Introduction The impact of COVID-19 vaccination on disease in the community has been limited, as a result of both SARS-CoV-2 Variants of Concern that partially escape vaccine-induced immunity. We sought to characterise symptoms and viral loads over the course of COVID-19 infection in otherwise-healthy vaccinated adults, representative of the general population, to assess whether current self-isolation guidance remains justified. Methods In a prospective, observational cohort study, healthy vaccinated UK adults who reported a positive PCR or lateral flow test, self-swabbed on alternate days until day 10. We compared symptoms and viral kinetics between infections caused by VOCs Delta and Omicron (sub-variants BA.1 and BA.2) and investigated applicability of UK NHS isolation guidelines to these newer VOCs. Results 373 infection episodes were reported among 349 participants. Across VOCs, symptom duration was similar, however symptom profiles differed significantly among infections caused by Delta, Omicron BA.1 and BA.2. Anosmia was reported in <10% of participants with BA.1 and BA.2, compared to 42% with Delta infection, coryza fatigue and myalgia predominated. Most notably, viral load trajectories and peaks did not differ between Delta, BA.1 and BA.2, irrespective of symptom severity, VOC or vaccination status. Conclusion COVID-19 isolation guidance should not differ based on symptom severity or febrile illness and must remain under review as new SARS-CoV-2 VOCs emerge and population immunity changes. Our study emphasises the ongoing transmission risk of Omicron sub-variants in vaccinated adults with mild symptoms that may extend beyond current isolation periods.

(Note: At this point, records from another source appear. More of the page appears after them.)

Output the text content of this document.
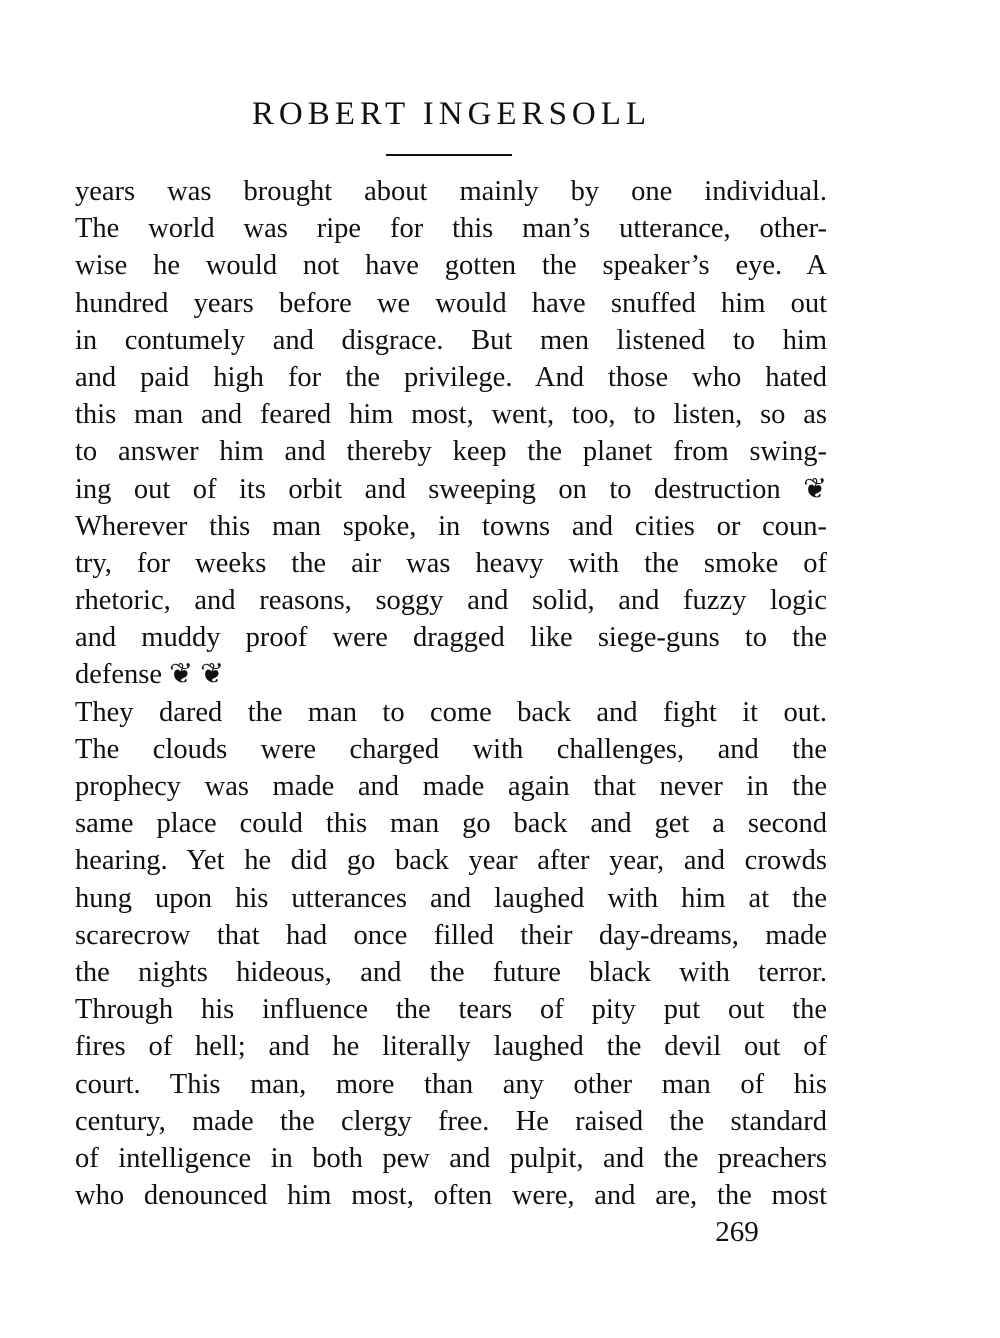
ROBERT INGERSOLL
years was brought about mainly by one individual.
The world was ripe for this man’s utterance, other-
wise he would not have gotten the speaker’s eye. A
hundred years before we would have snuffed him out
in contumely and disgrace. But men listened to him
and paid high for the privilege. And those who hated
this man and feared him most, went, too, to listen, so as
to answer him and thereby keep the planet from swing-
ing out of its orbit and sweeping on to destruction ❦
Wherever this man spoke, in towns and cities or coun-
try, for weeks the air was heavy with the smoke of
rhetoric, and reasons, soggy and solid, and fuzzy logic
and muddy proof were dragged like siege-guns to the
defense ❦ ❦
They dared the man to come back and fight it out.
The clouds were charged with challenges, and the
prophecy was made and made again that never in the
same place could this man go back and get a second
hearing. Yet he did go back year after year, and crowds
hung upon his utterances and laughed with him at the
scarecrow that had once filled their day-dreams, made
the nights hideous, and the future black with terror.
Through his influence the tears of pity put out the
fires of hell; and he literally laughed the devil out of
court. This man, more than any other man of his
century, made the clergy free. He raised the standard
of intelligence in both pew and pulpit, and the preachers
who denounced him most, often were, and are, the most
269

Emergence of new subgenomic mRNAs in SARS-CoV-2 (preprint)

Two mutations occurred in SARS-CoV-2 early during the COVID-19 pandemic that have come to define circulating virus lineages: first a change in the spike protein (D614G) that defines the B.1 lineage and second, a double substitution in the nucleocapsid protein (R203K, G204R) that defines the B.1.1 lineage, which has subsequently given rise to three Variants of Concern: Alpha, Gamma and Omicron. While the latter mutations appear unremarkable at the protein level, there are dramatic implications at the nucleotide level: the GGG[->]AAC substitution generates a new Transcription Regulatory Sequence (TRS) motif, driving SARS-CoV-2 to express a novel subgenomic mRNA (sgmRNA) encoding a truncated C-terminal portion of nucleocapsid (N.iORF3), which is an inhibitor of type I interferon production. We find that N.iORF3 also emerged independently within the Iota variant, and further show that additional TRS motifs have convergently evolved to express novel sgmRNAs; notably upstream of Spike within the nsp16 coding region of ORF1b, which is expressed during human infection. Our findings demonstrate that SARS-CoV-2 is undergoing evolutionary changes at the functional RNA level in addition to the amino acid level, reminiscent of eukaryotic evolution. Greater attention to this aspect in the assessment of emerging strains of SARS-CoV-2 is warranted.